Robert Waldorf “Bob” Loveless was born Jan. 2, 1929, in Warren, Ohio, and grew up on his grandparents’ Ohio farm.
At 15, he doctored his birth certificate and joined the merchant marine during World War II. After the war, he joined the Army Air Forces, serving as a control-tower operator on Guam and Iwo Jima. According to Sports Illustrated, The knife fights he witnessed in foreign ports intensified his interest in the weapon. In Japan, which Loveless often visited with his Japanese American second wife, he was regarded as a spiritual master of blade craft and is as highly-revered as he is in the United States.

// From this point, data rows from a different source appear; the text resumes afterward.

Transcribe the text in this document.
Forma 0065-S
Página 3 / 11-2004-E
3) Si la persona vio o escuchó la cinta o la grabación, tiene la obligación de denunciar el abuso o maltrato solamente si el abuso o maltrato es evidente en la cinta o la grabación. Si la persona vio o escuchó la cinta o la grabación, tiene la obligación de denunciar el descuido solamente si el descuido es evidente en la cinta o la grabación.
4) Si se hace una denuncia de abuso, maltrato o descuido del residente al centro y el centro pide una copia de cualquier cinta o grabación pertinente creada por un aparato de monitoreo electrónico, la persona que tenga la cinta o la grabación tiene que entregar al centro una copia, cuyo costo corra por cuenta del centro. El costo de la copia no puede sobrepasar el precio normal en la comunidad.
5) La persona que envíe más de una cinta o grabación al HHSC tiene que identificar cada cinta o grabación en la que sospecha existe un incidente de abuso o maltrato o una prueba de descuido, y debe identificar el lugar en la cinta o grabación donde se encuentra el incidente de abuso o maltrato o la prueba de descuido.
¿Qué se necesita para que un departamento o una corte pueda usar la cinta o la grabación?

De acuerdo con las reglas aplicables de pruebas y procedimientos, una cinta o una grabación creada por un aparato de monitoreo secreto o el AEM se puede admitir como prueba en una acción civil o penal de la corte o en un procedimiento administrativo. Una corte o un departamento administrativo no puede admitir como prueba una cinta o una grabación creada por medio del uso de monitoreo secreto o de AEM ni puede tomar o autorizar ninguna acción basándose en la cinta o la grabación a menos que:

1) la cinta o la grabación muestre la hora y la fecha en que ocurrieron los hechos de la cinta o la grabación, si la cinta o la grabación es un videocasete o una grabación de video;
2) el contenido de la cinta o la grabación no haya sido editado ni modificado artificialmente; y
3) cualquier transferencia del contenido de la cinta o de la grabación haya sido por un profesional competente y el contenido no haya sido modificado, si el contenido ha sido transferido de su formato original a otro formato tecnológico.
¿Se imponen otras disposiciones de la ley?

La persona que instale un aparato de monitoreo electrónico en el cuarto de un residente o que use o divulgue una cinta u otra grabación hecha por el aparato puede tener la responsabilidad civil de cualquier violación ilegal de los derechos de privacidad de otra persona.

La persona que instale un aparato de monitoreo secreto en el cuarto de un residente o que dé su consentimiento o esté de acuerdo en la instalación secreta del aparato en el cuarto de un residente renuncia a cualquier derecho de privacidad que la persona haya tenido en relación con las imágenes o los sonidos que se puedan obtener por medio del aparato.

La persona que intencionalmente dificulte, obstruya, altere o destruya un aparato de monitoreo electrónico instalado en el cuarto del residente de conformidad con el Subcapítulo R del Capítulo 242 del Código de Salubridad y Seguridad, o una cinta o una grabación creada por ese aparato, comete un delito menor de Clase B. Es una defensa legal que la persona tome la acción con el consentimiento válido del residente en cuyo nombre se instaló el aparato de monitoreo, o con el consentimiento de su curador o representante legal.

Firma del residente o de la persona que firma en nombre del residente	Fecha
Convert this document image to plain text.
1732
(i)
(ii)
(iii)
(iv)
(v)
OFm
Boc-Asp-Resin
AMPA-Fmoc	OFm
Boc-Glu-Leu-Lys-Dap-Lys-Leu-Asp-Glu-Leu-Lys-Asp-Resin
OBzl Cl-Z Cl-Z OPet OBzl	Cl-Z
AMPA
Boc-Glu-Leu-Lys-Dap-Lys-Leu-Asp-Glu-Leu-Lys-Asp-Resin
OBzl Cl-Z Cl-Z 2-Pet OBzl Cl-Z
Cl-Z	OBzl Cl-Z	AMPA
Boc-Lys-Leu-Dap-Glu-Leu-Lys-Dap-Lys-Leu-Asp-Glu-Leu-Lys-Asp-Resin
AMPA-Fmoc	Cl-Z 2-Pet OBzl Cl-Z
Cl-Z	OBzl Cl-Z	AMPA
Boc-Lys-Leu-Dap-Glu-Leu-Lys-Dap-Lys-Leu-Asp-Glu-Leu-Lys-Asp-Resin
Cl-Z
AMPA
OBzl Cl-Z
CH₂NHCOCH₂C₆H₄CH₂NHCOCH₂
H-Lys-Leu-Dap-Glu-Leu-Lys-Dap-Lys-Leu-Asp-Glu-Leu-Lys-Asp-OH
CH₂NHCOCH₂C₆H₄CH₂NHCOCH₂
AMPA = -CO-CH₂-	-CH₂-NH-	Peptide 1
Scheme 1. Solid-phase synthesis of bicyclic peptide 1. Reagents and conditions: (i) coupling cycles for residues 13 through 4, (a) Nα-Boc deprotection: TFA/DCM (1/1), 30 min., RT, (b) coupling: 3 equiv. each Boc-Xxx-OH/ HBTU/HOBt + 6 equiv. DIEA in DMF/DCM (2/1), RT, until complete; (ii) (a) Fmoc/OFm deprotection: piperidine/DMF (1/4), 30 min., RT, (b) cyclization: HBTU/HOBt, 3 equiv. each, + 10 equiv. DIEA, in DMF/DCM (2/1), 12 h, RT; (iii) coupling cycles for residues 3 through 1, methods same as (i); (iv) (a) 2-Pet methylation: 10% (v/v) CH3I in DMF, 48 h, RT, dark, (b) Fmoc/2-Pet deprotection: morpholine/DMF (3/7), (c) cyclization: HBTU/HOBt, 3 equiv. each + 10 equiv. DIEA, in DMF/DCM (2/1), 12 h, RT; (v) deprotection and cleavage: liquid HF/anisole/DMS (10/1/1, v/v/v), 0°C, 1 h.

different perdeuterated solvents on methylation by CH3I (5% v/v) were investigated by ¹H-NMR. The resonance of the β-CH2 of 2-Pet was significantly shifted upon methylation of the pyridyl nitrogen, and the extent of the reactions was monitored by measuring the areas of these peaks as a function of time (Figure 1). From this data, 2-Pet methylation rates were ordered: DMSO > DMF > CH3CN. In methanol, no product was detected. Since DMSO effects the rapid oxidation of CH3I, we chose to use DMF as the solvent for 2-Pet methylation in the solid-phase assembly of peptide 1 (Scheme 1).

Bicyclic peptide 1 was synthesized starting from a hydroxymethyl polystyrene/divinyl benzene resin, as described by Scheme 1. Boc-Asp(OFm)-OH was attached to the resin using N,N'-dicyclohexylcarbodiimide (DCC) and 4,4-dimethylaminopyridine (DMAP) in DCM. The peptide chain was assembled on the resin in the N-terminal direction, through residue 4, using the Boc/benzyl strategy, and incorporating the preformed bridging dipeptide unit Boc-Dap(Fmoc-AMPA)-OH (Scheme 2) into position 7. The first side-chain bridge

This is the soldering iron that belonged to Bob. He used this to solder the guard to the tang. He modified the tips so they could hold the knife just right. What a brilliant idea. He had one tip for hunters and other smaller knives, and another for the larger fighting knives. If you watch the movie Bob made, How To Make Knives, you can see how Bob used this tool. It is also featured in a picture on page 159 of his famous book How To Make Knives.
When Bob stopped using solder (approx. 1992) he gave this tool to his good friend Dan Dennehy, who was also a knife maker. I recently bought this from Dan’s son. What a great piece of Loveless history. If you own an older Loveless knife, chances are this soldiering iron was used on it. I put a semi skinner next to it to show how massive and heavy duty this iron is. You can also see the larger tip below the iron.
This Loveless Knives catalog from 1972 is a classic and definitely worth a look. Check out all the information in this catalog which gives a snapshot into the mind of R.W. Loveless. Bob discusses Blade Shapes, Handle Shapes, Handle Materials and more. The catalog also includes a Pricing list of his and Henry Franks knives as of June 1st 1972.
This is a Zippo lighter that was made with the Loveless signature logo on it. I believe it was made in the 80s. Zippo made several different Loveless lighters with different logos. They are a neat part of the Loveless history. Don’t know of any other makers who had a Zippo made after them. They are very hard to find but they do pop up once in a while.